The Offeror today announces that, subject to the satisfaction (or waiver) of the Financing Condition, it will accept for purchase EUR 213,253,000 in aggregate principal amount of Securities validly tendered pursuant to the Offer. The total purchase consideration (including Accrued Interest Payments) for Securities validly tendered and accepted for purchase pursuant to the Offer will be EUR 213,688,537.15, which will be funded using a portion of the net proceeds from the New Notes.

The final results of the Offer are as follows:

Securities ISIN / Common Code Acceptance Amount Aggregate Nominal Amount of the Securities Outstanding after settlement on the Settlement Date
EUR 310,342,000 2.50 per cent Guaranteed Notes due 2024 XS1114434167 / 111443416 EUR 213,253,000 EUR 97,089,000

Subject to the satisfaction (or waiver) of the Financing Condition, the expected Settlement Date is 7 March 2024. Full details concerning the Offer are set out in the Tender Offer Memorandum.

The Offer has now expired and no further Securities can be tendered for purchase pursuant to the Offer.

Danske Bank A/S (Telephone: +45 33 64 88 51, Email: [email protected], Attention: Debt Capital Markets) and Deutsche Bank Aktiengesellschaft (Telephone: +44 20 7545 80 11; Attention: Liability Management Group) are acting as Dealer Managers for the Offer and Kroll Issuer Services Limited (Telephone: +44 20 7704 0880; Attention: Owen Morris; Email: [email protected]; Tender Offer Website: https://deals.is.kroll.com/citycon) is acting as Tender Agent for the Offer.

DISCLAIMER This announcement must be read in conjunction with the Tender Offer Memorandum. No offer or invitation to acquire any securities is being made pursuant to this announcement.

The distribution of this announcement and the Tender Offer Memorandum in certain jurisdictions may be restricted by law. Persons into whose possession this announcement and/or the Tender Offer Memorandum comes are required by each of the Offeror, the Dealer Managers and the Tender Agent to inform themselves about, and to observe, any such restrictions.

CITYCON

For further information, please contact:
Sakari Järvelä
CFO
Tel. +358 50 387 8180
[email protected]

Citycon is a leading owner, manager and developer of mixed-use real estate featuring modern, necessity-based retail with residential, office and municipal service spaces that enhance the communities in which they operate.
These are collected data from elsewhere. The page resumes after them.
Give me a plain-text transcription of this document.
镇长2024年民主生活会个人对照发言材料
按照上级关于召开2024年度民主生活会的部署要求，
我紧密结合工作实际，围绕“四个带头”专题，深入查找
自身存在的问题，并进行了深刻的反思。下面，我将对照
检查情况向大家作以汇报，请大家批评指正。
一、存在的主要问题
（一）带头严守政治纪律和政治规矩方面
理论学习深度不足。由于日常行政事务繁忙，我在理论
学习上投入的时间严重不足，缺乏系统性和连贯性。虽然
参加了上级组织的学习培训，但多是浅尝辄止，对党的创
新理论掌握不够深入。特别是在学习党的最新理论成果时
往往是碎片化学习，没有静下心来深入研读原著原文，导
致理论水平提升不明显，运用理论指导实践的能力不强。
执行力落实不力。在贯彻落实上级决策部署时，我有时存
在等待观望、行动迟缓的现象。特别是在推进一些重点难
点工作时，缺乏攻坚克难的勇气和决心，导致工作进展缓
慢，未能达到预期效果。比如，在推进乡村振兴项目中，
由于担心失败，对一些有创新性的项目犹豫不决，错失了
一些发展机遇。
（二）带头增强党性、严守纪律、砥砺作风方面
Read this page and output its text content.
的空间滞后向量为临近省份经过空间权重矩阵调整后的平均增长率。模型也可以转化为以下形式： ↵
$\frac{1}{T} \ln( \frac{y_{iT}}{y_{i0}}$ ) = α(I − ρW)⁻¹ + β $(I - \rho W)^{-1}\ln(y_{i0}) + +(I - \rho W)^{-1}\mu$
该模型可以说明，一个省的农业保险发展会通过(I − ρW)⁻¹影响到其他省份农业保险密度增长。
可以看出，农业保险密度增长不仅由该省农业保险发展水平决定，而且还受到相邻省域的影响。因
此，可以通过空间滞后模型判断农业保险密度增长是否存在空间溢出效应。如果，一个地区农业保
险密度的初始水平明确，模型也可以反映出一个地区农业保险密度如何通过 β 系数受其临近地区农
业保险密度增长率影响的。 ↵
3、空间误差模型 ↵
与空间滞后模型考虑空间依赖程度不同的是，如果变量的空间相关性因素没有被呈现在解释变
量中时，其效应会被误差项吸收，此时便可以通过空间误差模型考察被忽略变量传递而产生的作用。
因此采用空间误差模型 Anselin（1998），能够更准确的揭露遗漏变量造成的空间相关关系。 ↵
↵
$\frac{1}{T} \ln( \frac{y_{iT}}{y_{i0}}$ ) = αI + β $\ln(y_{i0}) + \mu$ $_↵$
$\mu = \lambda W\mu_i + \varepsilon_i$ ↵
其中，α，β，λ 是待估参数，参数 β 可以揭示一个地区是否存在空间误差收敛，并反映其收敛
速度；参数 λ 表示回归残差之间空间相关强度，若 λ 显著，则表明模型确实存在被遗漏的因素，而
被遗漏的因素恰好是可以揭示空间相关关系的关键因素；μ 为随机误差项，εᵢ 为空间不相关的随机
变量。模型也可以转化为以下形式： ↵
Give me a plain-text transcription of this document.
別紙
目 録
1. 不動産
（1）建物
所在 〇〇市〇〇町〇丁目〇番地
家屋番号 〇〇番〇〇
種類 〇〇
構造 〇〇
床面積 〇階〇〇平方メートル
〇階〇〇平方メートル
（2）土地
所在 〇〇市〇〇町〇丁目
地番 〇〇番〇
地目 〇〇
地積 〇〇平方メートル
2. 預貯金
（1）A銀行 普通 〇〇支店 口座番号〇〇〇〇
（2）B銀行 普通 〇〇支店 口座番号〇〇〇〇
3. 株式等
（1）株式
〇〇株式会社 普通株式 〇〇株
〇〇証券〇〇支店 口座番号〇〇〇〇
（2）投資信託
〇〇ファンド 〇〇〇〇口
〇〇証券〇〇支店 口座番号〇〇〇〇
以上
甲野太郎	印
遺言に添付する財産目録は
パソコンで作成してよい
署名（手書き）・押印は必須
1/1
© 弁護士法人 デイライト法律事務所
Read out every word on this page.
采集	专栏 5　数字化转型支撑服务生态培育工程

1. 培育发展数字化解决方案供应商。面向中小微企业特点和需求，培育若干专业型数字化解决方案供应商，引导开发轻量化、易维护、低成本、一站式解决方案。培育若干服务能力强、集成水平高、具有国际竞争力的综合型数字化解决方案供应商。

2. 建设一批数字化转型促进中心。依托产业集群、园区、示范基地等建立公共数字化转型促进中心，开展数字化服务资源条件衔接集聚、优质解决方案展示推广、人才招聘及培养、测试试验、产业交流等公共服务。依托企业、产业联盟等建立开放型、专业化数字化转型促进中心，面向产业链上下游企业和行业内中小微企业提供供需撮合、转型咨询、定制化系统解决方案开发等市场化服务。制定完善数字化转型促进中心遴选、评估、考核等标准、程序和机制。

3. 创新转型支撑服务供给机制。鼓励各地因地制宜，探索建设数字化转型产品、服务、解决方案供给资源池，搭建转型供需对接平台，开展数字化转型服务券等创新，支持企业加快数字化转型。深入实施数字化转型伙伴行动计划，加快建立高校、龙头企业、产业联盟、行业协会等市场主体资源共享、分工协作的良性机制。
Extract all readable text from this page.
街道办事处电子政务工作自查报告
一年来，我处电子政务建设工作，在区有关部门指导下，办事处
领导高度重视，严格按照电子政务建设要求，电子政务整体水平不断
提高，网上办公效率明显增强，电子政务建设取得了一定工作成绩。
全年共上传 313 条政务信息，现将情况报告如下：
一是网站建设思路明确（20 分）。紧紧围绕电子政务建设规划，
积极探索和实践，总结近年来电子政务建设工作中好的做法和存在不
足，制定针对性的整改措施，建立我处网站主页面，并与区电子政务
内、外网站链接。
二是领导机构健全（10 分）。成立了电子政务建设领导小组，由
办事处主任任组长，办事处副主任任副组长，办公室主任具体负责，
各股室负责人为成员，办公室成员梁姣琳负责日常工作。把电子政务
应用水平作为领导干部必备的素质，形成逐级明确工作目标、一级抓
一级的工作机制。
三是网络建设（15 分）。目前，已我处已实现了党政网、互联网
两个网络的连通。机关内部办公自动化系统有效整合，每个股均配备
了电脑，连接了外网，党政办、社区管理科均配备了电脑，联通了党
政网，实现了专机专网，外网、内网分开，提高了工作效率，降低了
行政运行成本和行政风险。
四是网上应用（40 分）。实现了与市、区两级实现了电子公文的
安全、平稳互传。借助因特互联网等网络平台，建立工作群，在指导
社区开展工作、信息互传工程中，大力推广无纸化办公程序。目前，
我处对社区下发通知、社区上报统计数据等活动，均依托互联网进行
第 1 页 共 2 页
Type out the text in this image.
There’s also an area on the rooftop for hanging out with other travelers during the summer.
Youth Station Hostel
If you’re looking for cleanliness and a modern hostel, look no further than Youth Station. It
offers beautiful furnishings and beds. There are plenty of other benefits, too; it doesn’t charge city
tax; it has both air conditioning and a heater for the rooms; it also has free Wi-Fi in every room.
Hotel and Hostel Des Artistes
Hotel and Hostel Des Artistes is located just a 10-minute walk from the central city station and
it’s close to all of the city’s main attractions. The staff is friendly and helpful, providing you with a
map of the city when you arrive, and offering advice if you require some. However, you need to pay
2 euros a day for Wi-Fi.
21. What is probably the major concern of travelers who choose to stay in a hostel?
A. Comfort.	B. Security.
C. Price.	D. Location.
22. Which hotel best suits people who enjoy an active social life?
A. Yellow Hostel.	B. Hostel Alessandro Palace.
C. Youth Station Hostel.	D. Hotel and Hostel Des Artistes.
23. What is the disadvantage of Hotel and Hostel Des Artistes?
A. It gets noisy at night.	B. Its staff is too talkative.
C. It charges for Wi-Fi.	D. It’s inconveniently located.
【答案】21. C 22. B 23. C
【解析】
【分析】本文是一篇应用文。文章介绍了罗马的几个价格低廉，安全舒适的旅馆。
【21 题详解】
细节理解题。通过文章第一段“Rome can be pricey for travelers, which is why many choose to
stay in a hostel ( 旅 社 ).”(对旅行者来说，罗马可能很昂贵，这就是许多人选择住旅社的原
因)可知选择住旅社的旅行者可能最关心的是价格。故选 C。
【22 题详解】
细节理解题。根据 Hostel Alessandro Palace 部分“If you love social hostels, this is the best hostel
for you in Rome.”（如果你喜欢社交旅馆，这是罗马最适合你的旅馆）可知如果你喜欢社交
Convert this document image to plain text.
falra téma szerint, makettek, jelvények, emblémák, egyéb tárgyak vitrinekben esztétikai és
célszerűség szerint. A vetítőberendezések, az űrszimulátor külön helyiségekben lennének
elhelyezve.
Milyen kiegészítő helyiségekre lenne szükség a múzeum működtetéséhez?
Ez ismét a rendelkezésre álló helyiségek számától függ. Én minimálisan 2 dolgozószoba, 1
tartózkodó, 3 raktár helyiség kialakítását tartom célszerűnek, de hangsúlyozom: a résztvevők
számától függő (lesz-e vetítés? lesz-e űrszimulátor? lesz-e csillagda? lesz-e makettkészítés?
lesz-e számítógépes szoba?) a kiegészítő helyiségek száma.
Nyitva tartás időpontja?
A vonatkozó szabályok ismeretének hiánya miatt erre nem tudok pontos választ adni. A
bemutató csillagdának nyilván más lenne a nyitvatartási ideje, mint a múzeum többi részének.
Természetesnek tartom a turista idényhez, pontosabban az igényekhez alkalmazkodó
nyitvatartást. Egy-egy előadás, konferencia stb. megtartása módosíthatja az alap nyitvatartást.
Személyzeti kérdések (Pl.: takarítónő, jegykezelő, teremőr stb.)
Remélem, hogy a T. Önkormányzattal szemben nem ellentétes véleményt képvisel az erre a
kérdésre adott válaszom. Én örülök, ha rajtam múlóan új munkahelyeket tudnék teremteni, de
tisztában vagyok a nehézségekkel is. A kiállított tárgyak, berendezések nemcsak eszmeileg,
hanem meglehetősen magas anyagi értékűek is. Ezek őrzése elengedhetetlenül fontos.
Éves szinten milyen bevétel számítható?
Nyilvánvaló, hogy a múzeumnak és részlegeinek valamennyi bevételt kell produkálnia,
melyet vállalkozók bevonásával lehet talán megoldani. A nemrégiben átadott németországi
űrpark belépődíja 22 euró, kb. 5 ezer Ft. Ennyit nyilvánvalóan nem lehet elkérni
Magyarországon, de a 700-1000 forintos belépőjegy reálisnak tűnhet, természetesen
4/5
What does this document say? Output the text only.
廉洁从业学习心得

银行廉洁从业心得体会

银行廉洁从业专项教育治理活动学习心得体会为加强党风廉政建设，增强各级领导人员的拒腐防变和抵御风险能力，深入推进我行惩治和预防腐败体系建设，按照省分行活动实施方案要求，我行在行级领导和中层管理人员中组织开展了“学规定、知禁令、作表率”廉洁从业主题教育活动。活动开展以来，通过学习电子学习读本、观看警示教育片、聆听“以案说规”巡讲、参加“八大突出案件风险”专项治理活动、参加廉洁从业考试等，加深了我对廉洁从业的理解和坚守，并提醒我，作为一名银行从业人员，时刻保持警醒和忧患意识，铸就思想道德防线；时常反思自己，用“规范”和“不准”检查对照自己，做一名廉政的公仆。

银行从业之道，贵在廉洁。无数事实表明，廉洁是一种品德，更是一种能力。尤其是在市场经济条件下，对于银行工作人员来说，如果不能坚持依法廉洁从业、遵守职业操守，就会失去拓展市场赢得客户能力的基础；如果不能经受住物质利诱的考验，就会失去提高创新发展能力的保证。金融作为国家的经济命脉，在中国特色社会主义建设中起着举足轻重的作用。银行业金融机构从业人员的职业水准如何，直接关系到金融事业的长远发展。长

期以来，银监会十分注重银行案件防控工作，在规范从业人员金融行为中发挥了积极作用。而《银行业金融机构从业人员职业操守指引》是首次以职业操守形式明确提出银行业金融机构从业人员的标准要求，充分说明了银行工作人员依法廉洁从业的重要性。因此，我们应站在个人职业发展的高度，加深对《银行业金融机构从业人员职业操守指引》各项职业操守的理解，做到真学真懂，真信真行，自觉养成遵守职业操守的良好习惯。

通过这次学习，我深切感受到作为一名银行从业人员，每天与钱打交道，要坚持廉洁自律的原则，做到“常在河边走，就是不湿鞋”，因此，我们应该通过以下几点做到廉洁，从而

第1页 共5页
Citycon is committed to sustainable property management in the Nordic region with assets that total approximately EUR 4.0 billion. Our centres are located in urban hubs in the heart of vibrant communities with direct connections to public transport and anchored by grocery, healthcare and other services that cater to the everyday needs of customers.

Citycon has an investment-grade credit rating from Standard & Poor's (BBB-). Citycon’s shares are listed on Nasdaq Helsinki Ltd.